Agentic workflow
An agentic workflow is a process where an AI agent — not a human — plans the steps, calls tools or APIs, checks intermediate results and iterates toward a goal. It is fundamentally different from a chatbot that just answers a single question.
An agentic workflow turns a model from a question-answerer into an actor. Instead of returning a paragraph of text, an AI agent decides what to do next, picks a tool, runs it, reads the result, and chooses the next move. The plumbing that makes that possible is function calling and increasingly the Model Context Protocol, which standardise how the model reaches out to your systems.
The honest take is that this is also where the engineering gets hard. An agent that can take actions can also take wrong actions — send the wrong email, hit the wrong endpoint, loop forever, or quietly burn through tokens.

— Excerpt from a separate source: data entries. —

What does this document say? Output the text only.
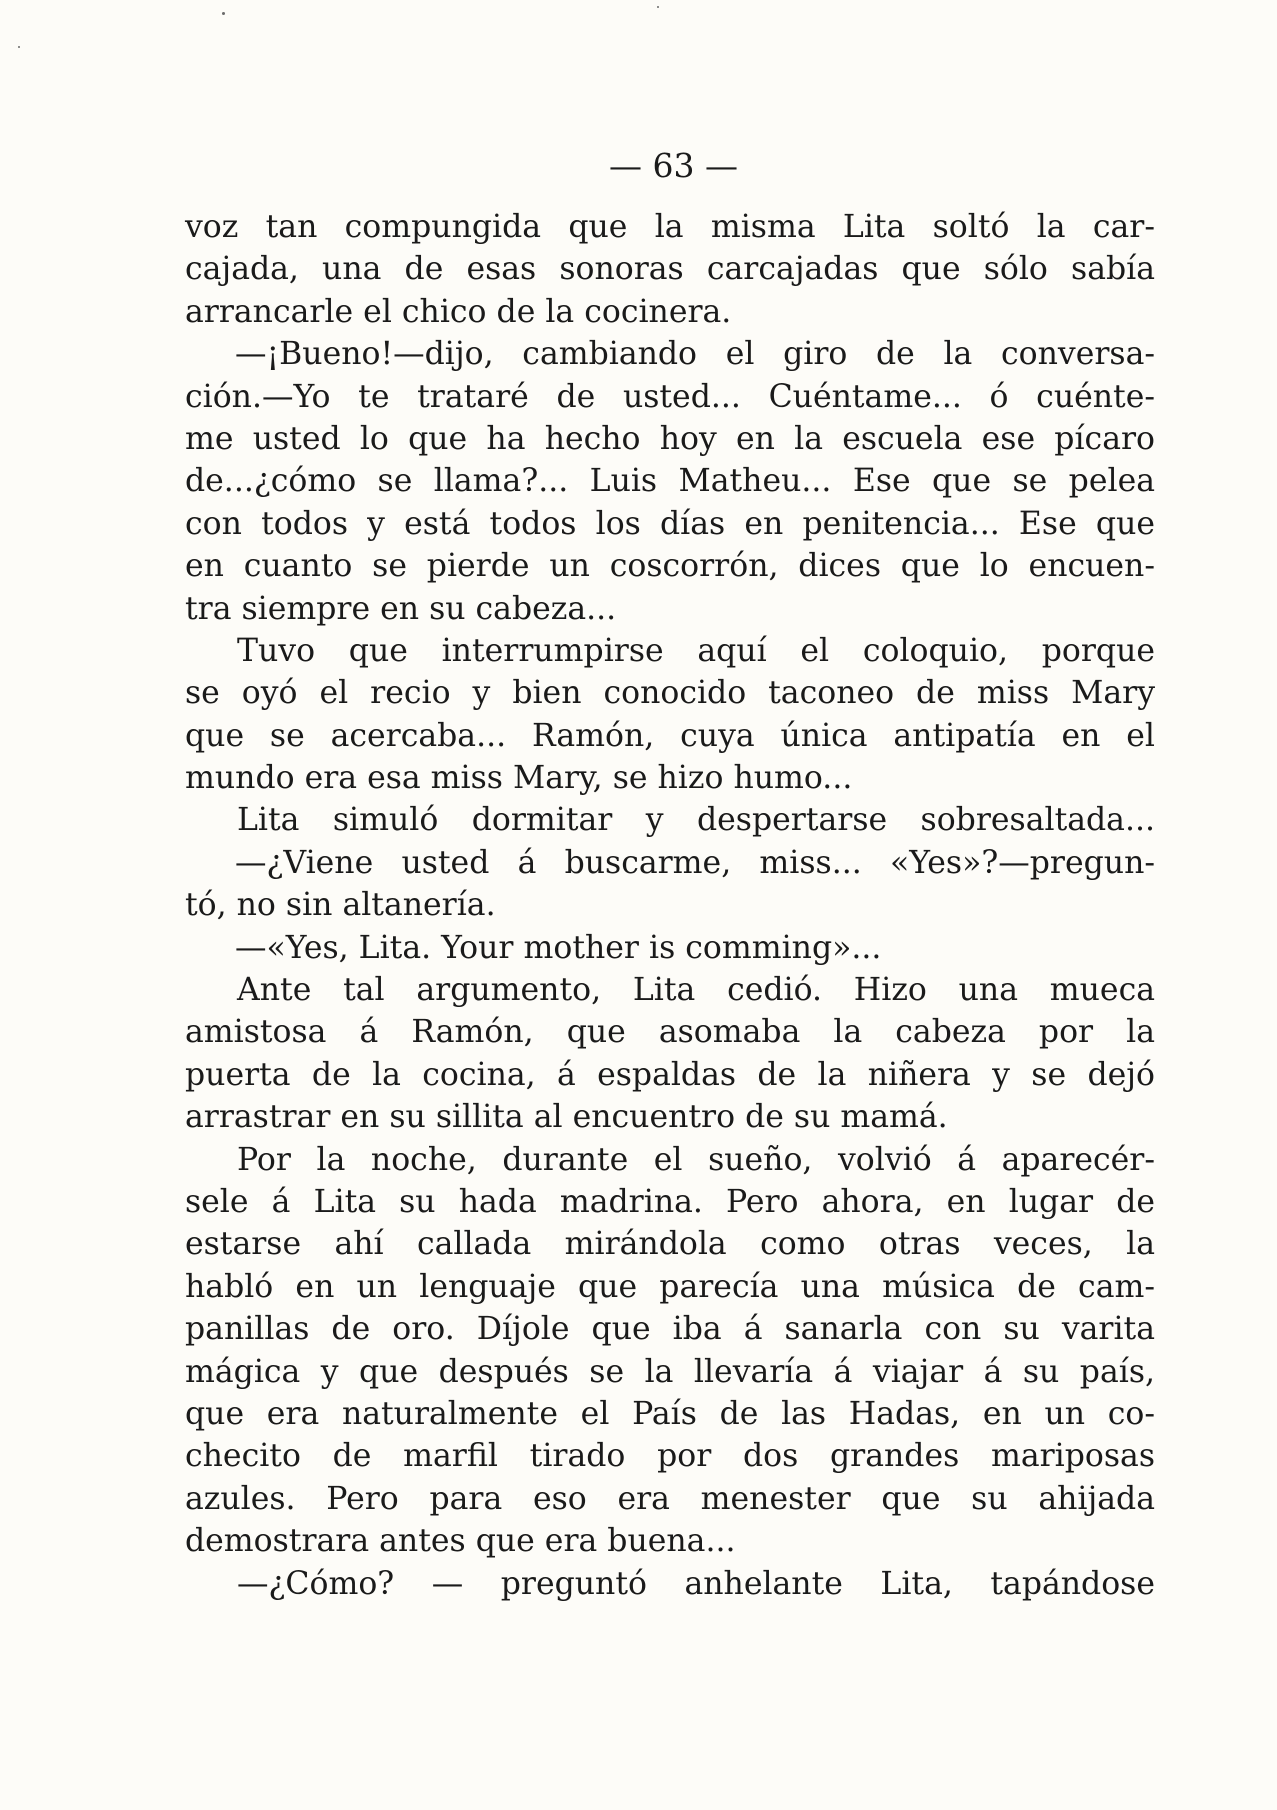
— 63 —
voz tan compungida que la misma Lita soltó la car-
cajada, una de esas sonoras carcajadas que sólo sabía
arrancarle el chico de la cocinera.
—¡Bueno!—dijo, cambiando el giro de la conversa-
ción.—Yo te trataré de usted... Cuéntame... ó cuénte-
me usted lo que ha hecho hoy en la escuela ese pícaro
de...¿cómo se llama?... Luis Matheu... Ese que se pelea
con todos y está todos los días en penitencia... Ese que
en cuanto se pierde un coscorrón, dices que lo encuen-
tra siempre en su cabeza...
Tuvo que interrumpirse aquí el coloquio, porque
se oyó el recio y bien conocido taconeo de miss Mary
que se acercaba... Ramón, cuya única antipatía en el
mundo era esa miss Mary, se hizo humo...
Lita simuló dormitar y despertarse sobresaltada...
—¿Viene usted á buscarme, miss... «Yes»?—pregun-
tó, no sin altanería.
—«Yes, Lita. Your mother is comming»...
Ante tal argumento, Lita cedió. Hizo una mueca
amistosa á Ramón, que asomaba la cabeza por la
puerta de la cocina, á espaldas de la niñera y se dejó
arrastrar en su sillita al encuentro de su mamá.
Por la noche, durante el sueño, volvió á aparecér-
sele á Lita su hada madrina. Pero ahora, en lugar de
estarse ahí callada mirándola como otras veces, la
habló en un lenguaje que parecía una música de cam-
panillas de oro. Díjole que iba á sanarla con su varita
mágica y que después se la llevaría á viajar á su país,
que era naturalmente el País de las Hadas, en un co-
checito de marfil tirado por dos grandes mariposas
azules. Pero para eso era menester que su ahijada
demostrara antes que era buena...
—¿Cómo? — preguntó anhelante Lita, tapándose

The work shifts from prompt-writing to guardrails: scoped tools, retries, budgets, human-in-the-loop approval on anything irreversible, and good observability so you can see what the agent actually did.
The rule of thumb is that an agentic workflow is a product, not a prompt. Reliable behaviour comes from the same MLOps discipline that separates a useful AI feature from a risky one: evals before launch, monitoring after, and a clear story for what happens when the agent is wrong. Skip that and the demo looks magical while production quietly breaks.